As gravações de A Day at the Races começaram em julho de 1976. A essa altura, o Queen já tinha conseguido o seu lugar no ponto mais alto no Olimpo das bandas e prepara um álbum que não tinha vergonha de mostrar o “exagero” e a sua diversidade deliberadamente espalhafatosa. Isso os colocou na mira negativa de alguns críticos, que esperavam ou a repetição do monumento inovador que o antecedeu ou a incursão do Queen na então nascente onda do Punk Rock, especialmente porque de cara houve um arranca-rabo com os Sex Pistols, surgido após uma dura entrevista dada por Mercury à revista NME, que saiu com o título “Esse cara é um bundão?“. Os integrantes do Queen foram chamados de “alienados” e, de repente, a imprensa (especialmente a britânica) se esquecera de que até pouco tempo eles estavam tomando pedradas e tentando alcançar um lugar ao sol. Chegaram a dizer que eles eram apenas um hype e que seriam destronados tão logo os primeiros trabalhos de estúdio das bandas genuinamente punks viessem à tona.

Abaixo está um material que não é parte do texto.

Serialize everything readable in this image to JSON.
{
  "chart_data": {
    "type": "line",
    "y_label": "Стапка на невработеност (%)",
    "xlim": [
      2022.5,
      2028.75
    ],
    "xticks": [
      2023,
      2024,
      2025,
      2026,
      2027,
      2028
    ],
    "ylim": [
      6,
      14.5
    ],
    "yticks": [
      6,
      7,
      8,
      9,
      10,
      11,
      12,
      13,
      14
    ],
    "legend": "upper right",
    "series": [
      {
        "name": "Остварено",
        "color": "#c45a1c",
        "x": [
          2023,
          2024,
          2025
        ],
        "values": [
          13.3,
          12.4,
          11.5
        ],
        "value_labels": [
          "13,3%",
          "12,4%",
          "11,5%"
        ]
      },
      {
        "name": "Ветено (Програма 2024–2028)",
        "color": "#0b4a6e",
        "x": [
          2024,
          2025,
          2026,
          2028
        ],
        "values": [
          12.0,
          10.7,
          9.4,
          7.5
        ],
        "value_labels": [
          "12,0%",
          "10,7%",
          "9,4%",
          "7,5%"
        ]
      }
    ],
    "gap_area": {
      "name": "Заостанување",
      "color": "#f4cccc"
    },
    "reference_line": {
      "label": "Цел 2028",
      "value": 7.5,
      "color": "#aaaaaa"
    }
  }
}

Fato curioso é que no ano seguinte, enquanto o Queen gravava News of the World (1977), eles estiveram no mesmo estúdio que os Pistols, que gravavam o álbum Never Mind the Bollocks, Here’s the Sex Pistols. Ao entrar na sala-estúdio do Queen, Sid Vicious perguntou, referindo-se ao que Mercury disse na entrevista à NME: “Você é o tal Freddie Platina, que quer levar o balé para as massas?“. Freddie riu e respondeu: “Ah, Mr. Ferocious! Fazemos o melhor que podemos, querido!“. Ao que parece, esse foi o “fim” da contenda (na verdade, não foi: Mercury chegou a pegar Vicious pela gola de jogá-lo longe), mas uma alfinetada veio com a gigante crítica política no primeiro álbum dos Pistols, que tem como faixa 4 a polêmica God Save the Queen, que dá o tratamento oposto ao que o Queen dava à rainha…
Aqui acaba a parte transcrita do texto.